館内にはエントランスから螺旋階段で通じている小さな宴会場と、その階下の小さなレストランの他は、これといった付帯設備はなく、宿泊がメインのホテルだ。客室階へは2基しかないエレベータで向かう。廊下はシックな中にも遊び心が見られ、天井からのペンダントライトが連なり、印象的だ。だが、掃除のワゴンも多数並んでおり、その雰囲気をかなり損ねていた。
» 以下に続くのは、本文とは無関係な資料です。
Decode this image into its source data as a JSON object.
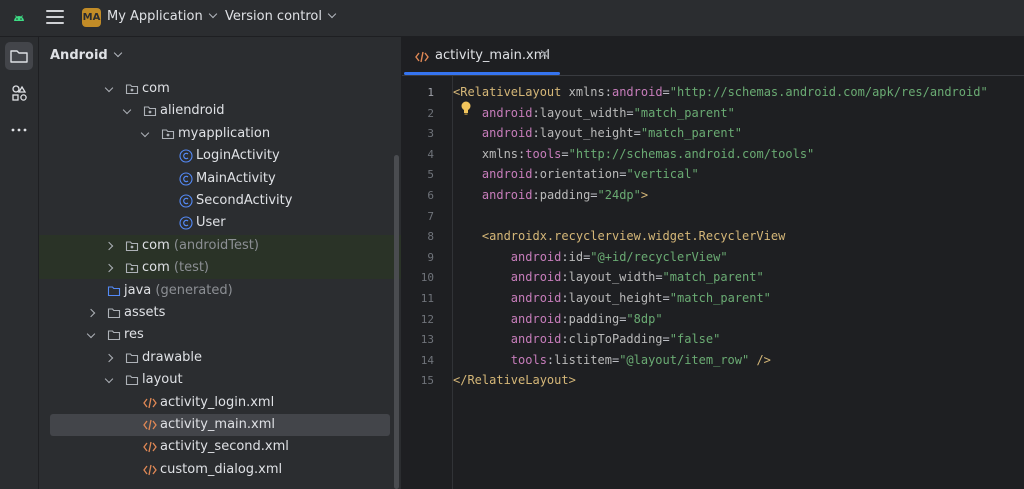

客室は新館のスタンダードツイン21平米。確かに洒落た雰囲気には仕上がっているが、ラックレート32,740円は立地を考えても身の程知らずだ。せいぜいホテル界のスタバ的存在なのだから、値ごろ感が重要だと思う。この客室が3万以上だというのは、スタバの本日のコーヒーショートサイズがいきなり1000円位に値上がりしたような驚きだった。銀座はホテルが少ないので軒並み強気とは言え、実勢価格でも都内の標準よりは高い。
インテリアは思っていたよりも洗練されていた。高い天井に塗り壁というのは気に入った。スッキリとした白木の家具も瀟洒な印象で、フローリングは清潔感がある。115センチ幅のベッドは真っ白いベッドリネンでデュベスタイルに仕上げた。2種類のマグカップや紅茶ティーバッグ、軽やかなナイトウエアを用意し、雰囲気作りにはかなりの意欲が感じられる。また、近隣にある会員制のサウナを1,200円で利用できるとの案内もあった。
バスルームは黒を基調としたシックなユニットで、磨りガラスをはめた白いドアが印象的だ。アメニティは充実しており、髪留めやボディスポンジも備え、シャンプー・コンディショナーは小梅ちゃんキャンディーのような甘酸っぱい香り。タオルは3サイズ揃うがとっても薄いもので、このあたりにクラスがよく出ている。
ホテル前の道は、細いながらも人や車の往来が激しいが、室内までその喧騒が伝わってくることはなかった。客室からの眺めは、通りを隔てて隣のビルが見える程度。眺めの悪さよりも、隣のビルと互いに丸見えなのが気になるところ。だが、銀座に繰り出すにも、その他の都内要所にもアクセスがよく、ホテルステイそのものを楽しむというより、銀座に暮らすような気分を味わう使い方がいいように感じた。そのためには、気軽に利用できる料金と、素朴でも愛想のいいサービスが求められる。